E o metaverso, o VR e AR Commerce tendem a acelerar tudo o que já se configura.
Nos hotéis, nos embarques dos aeroportos e nas próprias lojas, quanto menos gente e interação, melhor. Por contingência, em busca da eficiência máxima, reduzindo custos para se manter competitivo.
E o mesmo omniconsumidor-cidadão vai perdendo conexões e relações humanas nas atividades profissionais pelas questões que envolvem o crescimento do irreversível home office, por mais que as organizações prefiram um equilíbrio distinto ao que se está desenhando. E organizações como Twitter tentam à força reverter o cenário do irreversível home office.
As interações humanas, olho no olho, toques e proximidade, ficam cada vez mais para o entretenimento e lazer, em especial para os segmentos mais jovens.
Talvez, o último espaço um pouco mais resguardado para a humanização no varejo seja o dos conceitos ligados ao luxo, em exato contraponto ao setor que mais cresce no varejo do mundo, que é o de valor, onde tudo gravita em torno de eficiência e produtividade ao menor custo para oferecer o menor preço.
No mundo do foodservice, exemplo desse processo, nos formatos mais básicos totens, robots, dispensers e outras alternativas tentam racionalizar e facilitar processos, reduzindo a presença humana. Nos restaurantes mais sofisticados, cresce de forma marcante a gorjeta obrigatória ou as recomendações de “tips”, que chegam a mais de 20% em alguns países, sinalizando o valor do serviço competente prestado.
Mas, de forma mais abrangente, não se pode negar que a palavra de ordem é eficiência máxima ao menor custo para se manter competitivo e, no extremo, sobreviver e crescer.

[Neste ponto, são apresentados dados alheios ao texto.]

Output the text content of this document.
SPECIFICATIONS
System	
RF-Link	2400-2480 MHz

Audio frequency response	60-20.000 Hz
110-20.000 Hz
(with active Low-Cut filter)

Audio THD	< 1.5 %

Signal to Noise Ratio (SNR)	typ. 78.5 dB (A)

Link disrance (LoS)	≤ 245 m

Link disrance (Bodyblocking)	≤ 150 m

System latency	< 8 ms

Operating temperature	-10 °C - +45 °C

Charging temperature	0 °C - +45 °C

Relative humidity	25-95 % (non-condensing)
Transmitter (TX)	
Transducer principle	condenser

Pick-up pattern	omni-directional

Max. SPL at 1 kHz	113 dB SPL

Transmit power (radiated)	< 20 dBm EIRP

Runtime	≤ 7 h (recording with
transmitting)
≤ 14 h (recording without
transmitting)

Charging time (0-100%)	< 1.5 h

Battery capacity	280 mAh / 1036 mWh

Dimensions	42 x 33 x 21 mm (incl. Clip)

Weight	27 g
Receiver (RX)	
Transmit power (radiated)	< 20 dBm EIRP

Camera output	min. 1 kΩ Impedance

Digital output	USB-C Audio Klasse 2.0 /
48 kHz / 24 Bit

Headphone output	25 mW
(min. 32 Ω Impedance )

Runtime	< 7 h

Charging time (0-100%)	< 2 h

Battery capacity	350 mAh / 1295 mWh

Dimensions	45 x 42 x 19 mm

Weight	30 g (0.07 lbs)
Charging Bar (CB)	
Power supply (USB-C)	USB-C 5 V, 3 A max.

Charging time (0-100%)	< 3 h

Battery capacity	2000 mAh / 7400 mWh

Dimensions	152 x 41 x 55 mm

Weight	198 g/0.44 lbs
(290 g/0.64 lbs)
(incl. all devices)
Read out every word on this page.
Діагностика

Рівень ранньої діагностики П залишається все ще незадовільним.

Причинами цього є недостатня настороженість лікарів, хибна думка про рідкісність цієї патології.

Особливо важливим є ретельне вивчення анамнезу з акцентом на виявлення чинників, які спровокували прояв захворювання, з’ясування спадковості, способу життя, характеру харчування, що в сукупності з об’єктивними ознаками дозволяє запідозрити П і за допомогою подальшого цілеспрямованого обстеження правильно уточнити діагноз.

Se os conceitos acima parecem mais dramáticos do vemos no presente e futuro imediato, talvez seja porque esteja faltando observação e informação.
Mas como tudo que ameaça, também rende oportunidades. Trabalhar e desenvolver o lado humano nas relações profissionais e comerciais pode ser um elemento diferenciador no cenário reconfigurado, mesclando design, tecnologia, digital, arte, criatividade, experiência e gente, para criar o inusitado, diferenciado, único e customizado ou individualizado.
A proposição de novas alternativas para os negócios envolvendo produtos e serviços no varejo está vivendo uma nova e desafiadora perspectiva buscando a combinação ideal de elementos que, ao mesmo tempo que racionalizam e diferenciam, permitam vivenciar o novo, o inusitado, o meu e o único em busca de uma relação mas próxima e marcante. E que, reconhecidamente, despertem o sentimento que possa valer a pena pagar um pouco mais por tudo isso.
Esse conjunto de fatores, talvez, configure o maior desafio no cenário tendente à desumanização em busca da racionalização para esse ominiconsumidor cada vez mais digital e individual.
E estimulam a busca de elementos que façam emergir comportamentos, atitudes e reações que despertem sentimentos, sorrisos e emoções que possam fazer a diferença.
Como trazer o toque de um Cirque du Soleil para o ambiente de negócios para que emocionem e se diferenciem as relações?
Para além da necessária e fundamental busca da otimização operacional para viabilizar a continuidade de negócios, torna-se mais relevante buscar caminhos para voltar a encantar consumidores num ambiente de desencantamento, com as relações humanas que envolve muitos outros aspectos precipitados pelos cenários mais competitivos e desafiadores e que se agravam com questões envolvendo energia, combustíveis, inflação e restrições diversas de um mundo com muitos conflitos sociais e políticos.
As organizações que pesquisam, desenvolvem, testam e aplicam inovações em seus diversos canais, formatos, lojas, negócios e marcas, sem abrir mão da eficiência e produtividade, serão aquelas que poderão encontrar caminhos próprios e potencializadores de valorização e trazer respostas únicas para essa quase irreversível desumanização que envolve a sociedade e o varejo.
Vale a pena refletir. E agir.
Marcos Gouvêa de Souza é fundador e diretor-geral da Gouvêa Ecosystem e publisher da plataforma Mercado&Consumo.